Garap Podcast Balada Onggok Si Anak Durhaka, Member Podkesmas Mesti Pandai-Pandai Berkhayal

  • Whatsapp
Era drama radio mungkin sudah berakhir, namun kini generasi millennial dan Gen Z bisa merasakannya melalui siaran atau podcast. Salah satunya dilakukan oleh Podkesmas yang sudah memiliki nama di dunia podcast tanah air.
banner 300x250

Havana88- Era drama radio mungkin sudah berakhir, namun kini generasi millennial dan Gen Z bisa merasakannya melalui siaran atau podcast. Salah satunya dilakukan oleh Podkesmas yang sudah memiliki nama di dunia podcast tanah air.

Kuartet yang terdiri dari Ananda Omesh, Angga ‘Nggok’, Imam Darto, dan Surya ‘Insomnia’ Dini akan merilis serial berjudul Ballad Onggok Si Anak Durhaka pada Selasa (7/9/2021) besok di Spotify.

Read More

Podcast ini menyatukan drama audio dengan komedi fantasi. Dalam jumpa pers yang digelar secara online beberapa waktu lalu, Ananda Omesh mengatakan bahwa standar produksi Ballad Onggok Si Anak Durhaka lebih tinggi dari podcast yang biasa mereka buat.

Budidaya Elemen Audio

“Rasanya naik level. Produksi suaranya detail, banyak yang dikerjakan,” kata Ananda Omesh.

Imam Darto, penulis dan podcaster podcast ini, mengatakan bahwa diperlukan karya yang sangat matang untuk membuat penonton larut dalam cerita. Apalagi ada banyak elemen dalam podcast ini, termasuk komedi slapstick.

Balada Slapstick

“Membawa komedi slapstick ke dalam platform audio menghadirkan sebuah tantangan, karena pada dasarnya daya tarik komedi slapstick adalah pada stimulasi visual dari aktivitas fisik yang intens. Untuk mengakalinya, kami benar-benar melakukan total produksi dan desain suara agar pendengar dapat berimajinasi dan berekreasi. adegan lucu di benak mereka melalui suara yang mereka dengar,” katanya.

Sampai Bayangan yang Sama

Tidak hanya Darto yang menghadapi tantangan ini, tapi juga para pengisi suara. Surya Insomnia mengatakan, dalam podcast ini tidak ada visualisasi yang bisa dijadikan pedoman bagi mereka. Oleh karena itu, interpretasi setiap aktor suara terhadap naskah mungkin berbeda.

Sebagai contoh, Surya mencontohkan, dalam naskah disebutkan bahwa mereka berlari cepat, tetapi interpretasi masing-masing pengisi suara berbeda, sehingga mereka mengucapkan dialog dengan cara yang berbeda.

“Kita harus bisa membayangkan adegan yang ada.
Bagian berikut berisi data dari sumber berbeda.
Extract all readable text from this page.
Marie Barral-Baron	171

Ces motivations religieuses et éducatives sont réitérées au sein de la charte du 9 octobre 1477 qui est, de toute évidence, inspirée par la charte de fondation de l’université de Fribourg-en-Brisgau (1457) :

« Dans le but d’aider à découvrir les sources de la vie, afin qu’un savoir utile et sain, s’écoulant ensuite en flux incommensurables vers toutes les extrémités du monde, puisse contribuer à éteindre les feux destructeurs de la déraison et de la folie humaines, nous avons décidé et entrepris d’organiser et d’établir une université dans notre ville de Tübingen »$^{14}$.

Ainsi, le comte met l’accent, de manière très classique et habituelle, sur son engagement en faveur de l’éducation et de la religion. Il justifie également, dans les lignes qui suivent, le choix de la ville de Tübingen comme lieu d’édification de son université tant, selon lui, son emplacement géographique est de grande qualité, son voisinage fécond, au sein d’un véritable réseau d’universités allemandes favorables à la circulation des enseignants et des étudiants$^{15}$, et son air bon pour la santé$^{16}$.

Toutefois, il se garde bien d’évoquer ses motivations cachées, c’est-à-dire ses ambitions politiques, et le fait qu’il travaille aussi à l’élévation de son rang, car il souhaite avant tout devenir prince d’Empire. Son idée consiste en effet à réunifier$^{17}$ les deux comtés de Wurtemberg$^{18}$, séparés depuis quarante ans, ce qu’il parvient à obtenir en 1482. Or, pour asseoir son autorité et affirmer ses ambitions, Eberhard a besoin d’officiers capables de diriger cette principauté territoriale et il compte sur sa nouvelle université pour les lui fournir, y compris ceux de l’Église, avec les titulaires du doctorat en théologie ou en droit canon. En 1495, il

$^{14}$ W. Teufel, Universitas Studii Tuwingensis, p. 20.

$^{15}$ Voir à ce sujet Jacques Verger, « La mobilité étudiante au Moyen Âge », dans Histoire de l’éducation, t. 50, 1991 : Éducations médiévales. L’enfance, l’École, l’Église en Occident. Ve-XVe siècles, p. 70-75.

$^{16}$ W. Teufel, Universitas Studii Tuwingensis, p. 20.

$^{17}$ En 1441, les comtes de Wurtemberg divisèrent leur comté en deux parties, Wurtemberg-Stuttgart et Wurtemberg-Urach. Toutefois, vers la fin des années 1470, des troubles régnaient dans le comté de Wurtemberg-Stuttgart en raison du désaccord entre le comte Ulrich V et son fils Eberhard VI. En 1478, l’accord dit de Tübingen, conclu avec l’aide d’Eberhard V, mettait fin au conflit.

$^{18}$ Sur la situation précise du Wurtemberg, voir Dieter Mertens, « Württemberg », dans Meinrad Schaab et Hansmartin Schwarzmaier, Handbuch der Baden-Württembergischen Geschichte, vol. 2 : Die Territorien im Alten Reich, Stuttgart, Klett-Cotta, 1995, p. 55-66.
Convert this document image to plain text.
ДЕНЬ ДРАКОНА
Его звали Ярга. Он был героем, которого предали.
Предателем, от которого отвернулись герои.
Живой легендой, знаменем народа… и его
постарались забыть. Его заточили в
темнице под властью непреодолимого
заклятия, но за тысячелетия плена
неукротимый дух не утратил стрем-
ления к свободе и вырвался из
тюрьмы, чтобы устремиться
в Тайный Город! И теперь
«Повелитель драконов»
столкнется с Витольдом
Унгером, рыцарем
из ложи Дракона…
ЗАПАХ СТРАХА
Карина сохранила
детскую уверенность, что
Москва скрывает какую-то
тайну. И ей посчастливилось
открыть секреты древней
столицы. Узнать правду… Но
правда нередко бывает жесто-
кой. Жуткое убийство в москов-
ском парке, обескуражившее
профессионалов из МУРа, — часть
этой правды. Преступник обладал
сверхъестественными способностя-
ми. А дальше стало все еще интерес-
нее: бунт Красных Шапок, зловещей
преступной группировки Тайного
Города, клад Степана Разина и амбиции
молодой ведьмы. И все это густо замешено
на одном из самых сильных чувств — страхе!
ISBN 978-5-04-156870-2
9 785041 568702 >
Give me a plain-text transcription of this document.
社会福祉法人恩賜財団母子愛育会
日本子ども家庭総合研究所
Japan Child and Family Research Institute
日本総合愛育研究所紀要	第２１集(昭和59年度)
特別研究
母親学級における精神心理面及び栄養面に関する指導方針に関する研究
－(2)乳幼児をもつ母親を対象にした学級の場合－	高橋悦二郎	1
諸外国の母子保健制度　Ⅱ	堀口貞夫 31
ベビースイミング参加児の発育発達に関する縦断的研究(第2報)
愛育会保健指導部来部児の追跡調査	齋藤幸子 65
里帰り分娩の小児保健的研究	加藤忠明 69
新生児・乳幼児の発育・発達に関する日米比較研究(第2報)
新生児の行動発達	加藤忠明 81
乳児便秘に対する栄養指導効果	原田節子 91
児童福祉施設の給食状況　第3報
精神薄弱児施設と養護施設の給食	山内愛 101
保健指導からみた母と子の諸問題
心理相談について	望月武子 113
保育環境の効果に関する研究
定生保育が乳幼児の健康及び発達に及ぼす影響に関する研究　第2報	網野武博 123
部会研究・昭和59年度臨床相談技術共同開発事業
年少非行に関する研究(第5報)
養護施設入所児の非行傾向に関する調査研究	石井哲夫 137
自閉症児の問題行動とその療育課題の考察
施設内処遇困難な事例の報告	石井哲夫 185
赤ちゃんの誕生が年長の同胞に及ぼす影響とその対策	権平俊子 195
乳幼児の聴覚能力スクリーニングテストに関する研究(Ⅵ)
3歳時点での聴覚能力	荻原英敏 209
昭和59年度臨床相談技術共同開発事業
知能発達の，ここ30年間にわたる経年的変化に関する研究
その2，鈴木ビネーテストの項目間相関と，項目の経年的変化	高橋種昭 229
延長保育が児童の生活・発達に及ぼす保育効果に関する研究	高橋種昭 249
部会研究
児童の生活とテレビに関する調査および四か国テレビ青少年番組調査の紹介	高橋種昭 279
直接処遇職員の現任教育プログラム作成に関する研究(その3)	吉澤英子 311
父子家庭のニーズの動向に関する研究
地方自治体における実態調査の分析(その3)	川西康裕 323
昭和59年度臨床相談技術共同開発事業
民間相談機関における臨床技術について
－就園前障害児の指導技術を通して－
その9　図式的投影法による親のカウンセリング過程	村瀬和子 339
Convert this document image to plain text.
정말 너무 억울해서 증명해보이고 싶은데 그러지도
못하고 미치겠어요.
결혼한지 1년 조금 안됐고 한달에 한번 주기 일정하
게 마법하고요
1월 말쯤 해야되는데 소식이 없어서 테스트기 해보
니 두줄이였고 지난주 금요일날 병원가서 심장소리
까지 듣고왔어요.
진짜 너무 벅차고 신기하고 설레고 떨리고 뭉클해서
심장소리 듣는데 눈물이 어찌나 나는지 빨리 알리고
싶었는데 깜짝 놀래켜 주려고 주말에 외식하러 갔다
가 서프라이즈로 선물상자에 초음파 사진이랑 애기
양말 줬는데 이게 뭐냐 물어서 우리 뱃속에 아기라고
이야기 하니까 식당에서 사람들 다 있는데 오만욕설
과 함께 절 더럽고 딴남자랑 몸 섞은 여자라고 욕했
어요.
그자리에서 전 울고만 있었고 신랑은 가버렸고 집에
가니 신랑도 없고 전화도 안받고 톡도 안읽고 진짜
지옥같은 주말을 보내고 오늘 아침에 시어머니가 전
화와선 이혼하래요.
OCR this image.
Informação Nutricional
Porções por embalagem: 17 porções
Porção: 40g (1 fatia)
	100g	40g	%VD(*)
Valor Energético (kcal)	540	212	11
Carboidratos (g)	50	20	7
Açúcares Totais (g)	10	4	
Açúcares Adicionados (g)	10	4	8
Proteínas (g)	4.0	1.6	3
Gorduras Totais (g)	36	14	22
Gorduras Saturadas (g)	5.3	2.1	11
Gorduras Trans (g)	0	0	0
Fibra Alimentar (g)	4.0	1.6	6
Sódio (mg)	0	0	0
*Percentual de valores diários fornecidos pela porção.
Cara visualisasinya sama, kita baca berulang-ulang, sehingga suasananya sama,” ujarnya.

Balada Onggok Anak durhaka

Balada Onggok Si Anak Durhaka sendiri menceritakan tentang seorang pria bernama Onggok (Angga ‘Nggok’) Onggok adalah seorang pria lajang yang tidak dihargai oleh teman-temannya, Suryo (Surya ‘Insomnia’), Omesan (Omesh), dan Dartox ( Imam Darto).

Onggok juga merasa ketiga temannya selalu mem-bully-nya karena teman-temannya lebih sukses darinya. Karena marah, dia melampiaskan amarahnya pada ayahnya, tapi sayangnya, dia dikutuk oleh jin yang menjaga gunung. Onggok berubah menjadi jamban emas. Dari sini, ia belajar pelajaran hidup yang berharga.

Tak hanya personel Podkesmas, Ballad Onggok Si Anak Durhaka juga menampilkan Bintang Emon, Tora Sudiro hingga Asri Welas, dan lainnya.